SHOWS FOR YOUNGSTERS AND THEIR PARENTS TOO : Patti LuPone visits a silent world on Showtime and turns it all around
Imagine a world where sound has been banned and silence rules. Then think of Patti LuPone--who wowed Broadway in “Evita” in 1980 and is doing it again with her one-woman show, “Patti LuPone on Broadway"--visiting that world.
LuPone has the title role in Showtime’s fantasy-family film The Song Spinner, set in a land of unhappiness where everyone whispers. Although LuPone says she initially found the story “odd,” the actress was drawn to the “beautiful story of family relationships.” LuPone’s character, described as a “mysterious and musical stranger,” helps a little girl save the kingdom from its silence.
Foremost to the tale, says LuPone, speaking from backstage at her show’s Manhattan theater, is the importance of custom and tradition.
“The Song Spinner” airs Sunday at 6 p.m. on Showtime. For ages 4 and up.
A star-studded The Wizard of Oz in Concert features Roger Daltrey as the Tin Man, Jackson Browne as The Scarecrow, Debra Winger as the Wicked Witch of the West, Sissy Spacek as Auntie Em, Natalie Cole as Glinda the Good Witch, Joel Grey as The Wizard, singer Jewel as Dorothy, Broadway’s Nathan Lane as The Cowardly Lion and the Boys Choir of Harlem as the Munchkins. Alfre Woodard hosts the event, which also features Ry Cooder, Mandy Patinkin, David Sanborn, Carly Simon and Ronnie Spector.
Key scenes from the 1939 MGM movie are performed, and the full score is interspersed throughout the one-time-only concert taped Nov. 5 at New York’s Lincoln Center, as a benefit for the Children’s Defense Fund.

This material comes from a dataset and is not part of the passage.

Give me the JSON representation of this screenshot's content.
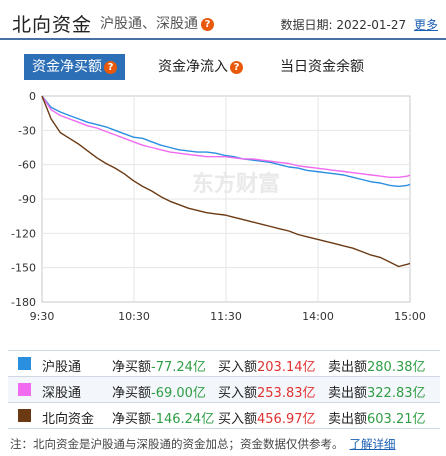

The concert was the brainchild of actor Darrell Larson, who served as stage director and adapter. Larson met Children’s Defense Fund president Marian Wright Edelman at the Martha’s Vineyard home of William Styron (“Sophie’s Choice”) and wife, who are his in-laws.
“I was so impressed with Marian and wanted to do something to support her efforts,” says Larson, who spent three years on the project.
First cast was pal Winger, who co-starred with Larson in 1984’s “Mike’s Murder.” “She knew right away that I wanted her for the witch,” says Larson with a laugh in a quick phone interview during a backstage rehearsal.
Larson believes that “Oz” offers a timeless tale with a powerful subtext everyone can relate to: “We’re offering a fresh view. We’re not doing a lot of contemporizing or hip-hopping of it, but putting it in the context of something that will be both fresh and familiar.”
Working with the more than 117 on-stage talent “has been the most difficult thing I’ve ever undertaken, but it’s been absolutely worth it,” Larson says.
All proceeds from the concert tickets, advertising, home videos and CDs will be contributed to the Children’s Defense Fund.
“The Wizard of Oz in Concert” airs Wednesday at 5 p.m. on TNT. For ages 2 and up.
More Family Shows
In what TNT is calling the last appearance of the original Jonny Quest, the adventuresome cartoon boy takes on bugs in Jonny Quest vs. the Cyber Insects (Sunday 6 and 8 p.m.; Thursday 3 p.m.; Friday 7:30 a.m. and Saturday at noon, TNT). The movie features the “final showdown” with arch-nemesis Dr. Zin and his killer insects. “Jonny Quest,” which debuted in September, 1964, on ABC, ran on all three major broadcast networks (CBS in 1967, ABC again in 1970, NBC in 1978). A new “Jonny” series debuts on the Turner networks in fall, 1996. For ages 3 to 10.
Boyz II Men: Going Home (Sunday 9 p.m.; Monday 4:15 a.m.; Thursday 10 p.m., Disney Channel) follows the careers of the four young Philadelphia singers through concerts and interviews. For ages 10 and up.
Nickelodeon starts off the holiday with Nick’s Thanksgiving Fest (Wednesday 6 p.m.), a potpourri of animated Thanksgiving tales. Then Nickelodeon’s U Pick Non-Stop Nicktoon Weekend (Thursday through Sunday, Nov. 26, noon to 8 p.m., and Saturday night, 8 to 10 p.m.) combines “Doug,” “Rugrats,” “Rocko’s Modern Life” and “AAAHH!!! Real Monsters.” For ages 2 to 12.